Oil prices slide as Saudi keeps pumps running


(MENAFN- AFP) Oil prices slumped on Tuesday as a global supply glut and soft demand overshadowed the impact of geopolitical tensions in the crude-rich Middle East, analysts said.

US benchmark West Texas Intermediate (WTI) for delivery in June shed $1.83 to $57.60 a barrel.

Brent North Sea crude for July slid $1.74 to stand at $64.53 a barrel in late London deals.

"According to official data... Saudi Arabia exported just shy of eight million barrels of crude oil per day in March –- the highest export volume in more than nine years," said analysts at Commerzbank in a note to clients on Tuesday.

Bernard Aw, market strategist at IG Markets Singapore, said "global oversupply with weak demand" continue to put a cap on prices despite geopolitical unrest raising concerns about a disruption in the Middle East.

He said the crude market is already "used to" unrest in the region, where Islamic State group fighters on Sunday captured the key Iraqi city of Ramadi.

Yemen is also engulfed in violence that analysts fear could escalate and draw in neighbouring Saudi Arabia and Iran, which are backing the warring factions.

Yemen is not a major oil-producing country, but its coast forms one side of the Bab el-Mandeb Strait, the key strategic entry point into the Red Sea through which some 4.7 million barrels of oil pass each day on ships headed to or from the Suez Canal.

"Fears that the fighting in Iraq and Yemen could hamper the oil supply have clearly given way to a more sober appraisal, for the past twelve months have demonstrated that such concerns are exaggerated," Commerzbank analysts added.

"In actual fact, the oil supply from the region has continued to grow."

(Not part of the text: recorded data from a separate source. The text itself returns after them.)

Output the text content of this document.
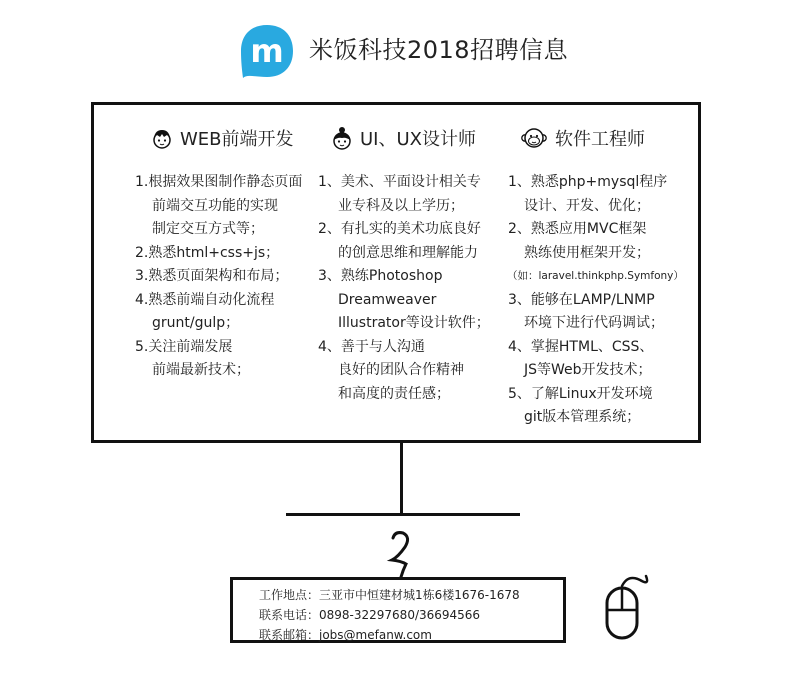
m 米饭科技2018招聘信息
WEB前端开发
1.根据效果图制作静态页面
前端交互功能的实现
制定交互方式等；
2.熟悉html+css+js；
3.熟悉页面架构和布局；
4.熟悉前端自动化流程
grunt/gulp；
5.关注前端发展
前端最新技术；
UI、UX设计师
1、美术、平面设计相关专
业专科及以上学历；
2、有扎实的美术功底良好
的创意思维和理解能力
3、熟练Photoshop
Dreamweaver
Illustrator等设计软件；
4、善于与人沟通
良好的团队合作精神
和高度的责任感；
软件工程师
1、熟悉php+mysql程序
设计、开发、优化；
2、熟悉应用MVC框架
熟练使用框架开发；
（如：laravel.thinkphp.Symfony）
3、能够在LAMP/LNMP
环境下进行代码调试；
4、掌握HTML、CSS、
JS等Web开发技术；
5、了解Linux开发环境
git版本管理系统；
工作地点：三亚市中恒建材城1栋6楼1676-1678
联系电话：0898-32297680/36694566
联系邮箱：jobs@mefanw.com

Oil supplies from leading OPEC producers Saudi Arabia, Kuwait and the United Arab Emirates are already near their highest levels in three decades, the International Energy Agency (IEA) said last week.

Crude futures have fought back a little in recent weeks after prices plummeted more than 60 percent between June and January, as the Organization of the Petroleum Exporting Countries refused to cut production despite a global glut.

The move by the 12-nation cartel, which pumps about 30 percent of global crude, was widely taken as an attempt to push US shale producers, which have higher costs, out of the market.